High-throughput next-generation DNA sequencing technologies (NGS) are causing a major revolution in life sciences research by allowing rapid and cost-effective sampling of genomes and transcriptomes (expressed genomic sequences). Assembly of genomes and transcriptomes from billions of such randomly sampled sequences is an important problem in computational biology. While significant strides have been made, much work remains in addressing the diverse and rapidly emerging platforms, improving assembly quality, and scaling to both large-scale data sizes and large genomes.

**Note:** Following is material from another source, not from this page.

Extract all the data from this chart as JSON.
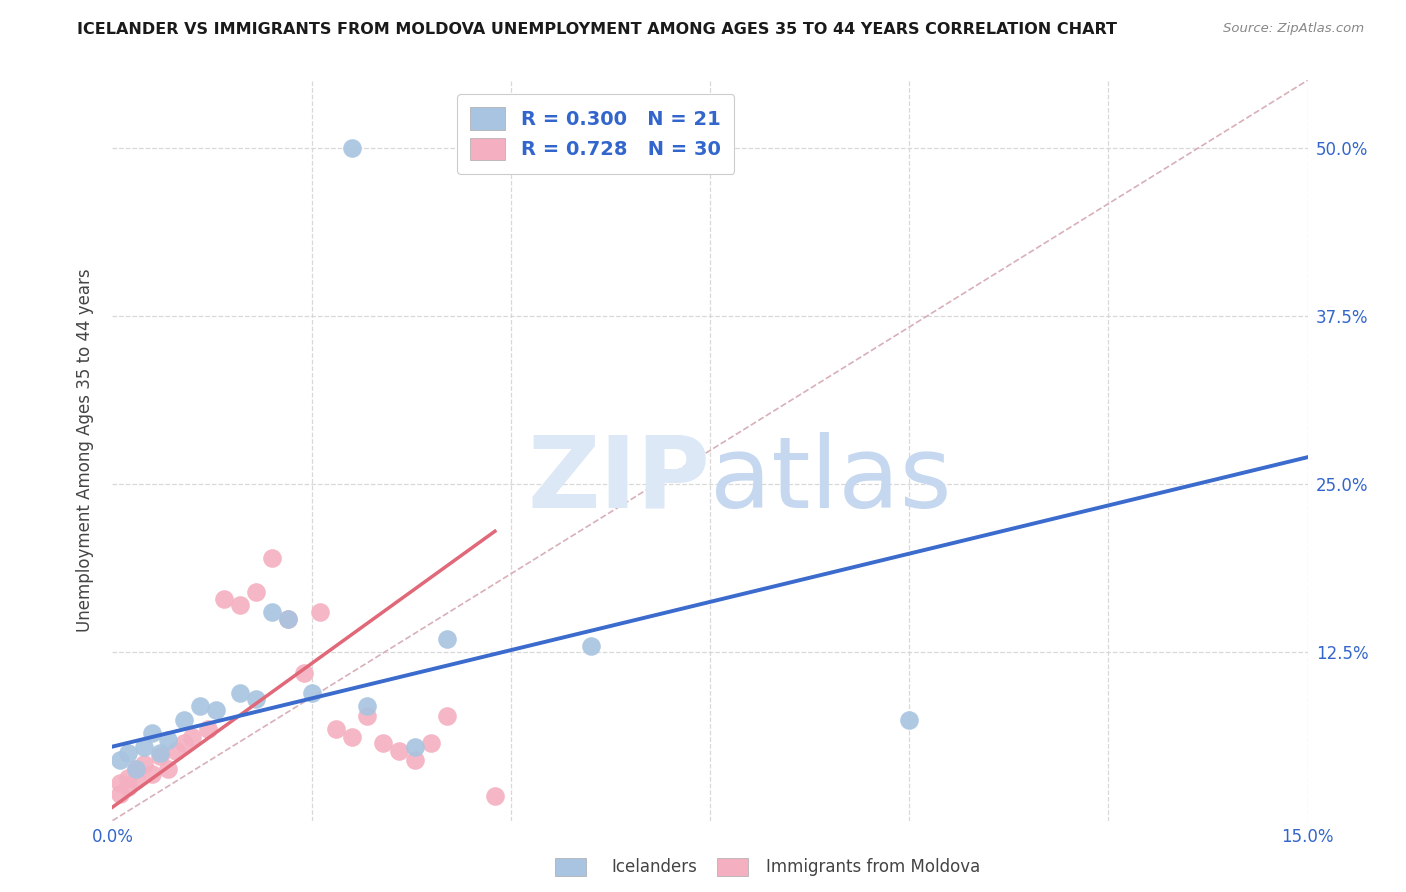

This project will harness the power of high performance computing to develop effective solutions for sequence assembly. It will lead to the development of scalable, efficient parallel algorithms and a parallel integrated software framework for genome and transcriptome assembly. The project seeks to advance the state of the art by targeting important unsolved problems such as hybrid assembly of sequences from multiple NGS platforms, making fundamental algorithmic advances to improve assembly quality, and conducting an in-depth effort at parallel algorithms development for the entire gamut of problems that arise in connection with assembly. It will be carried out by an interdisciplinary team of investigators, in partnership with leading NGS manufacturers and academicians involved in large plant genome sequencing projects.

The project will lead to the release of a scalable parallel software package for sequence assembly that will be made available to the scientific community. Postdoctoral and graduate students will be trained in computer science driven interdisciplinary research and in writing efficient high performance computing software. The project will influence curriculum development and will lead to educational materials in bioinformatics for next-generation sequencing.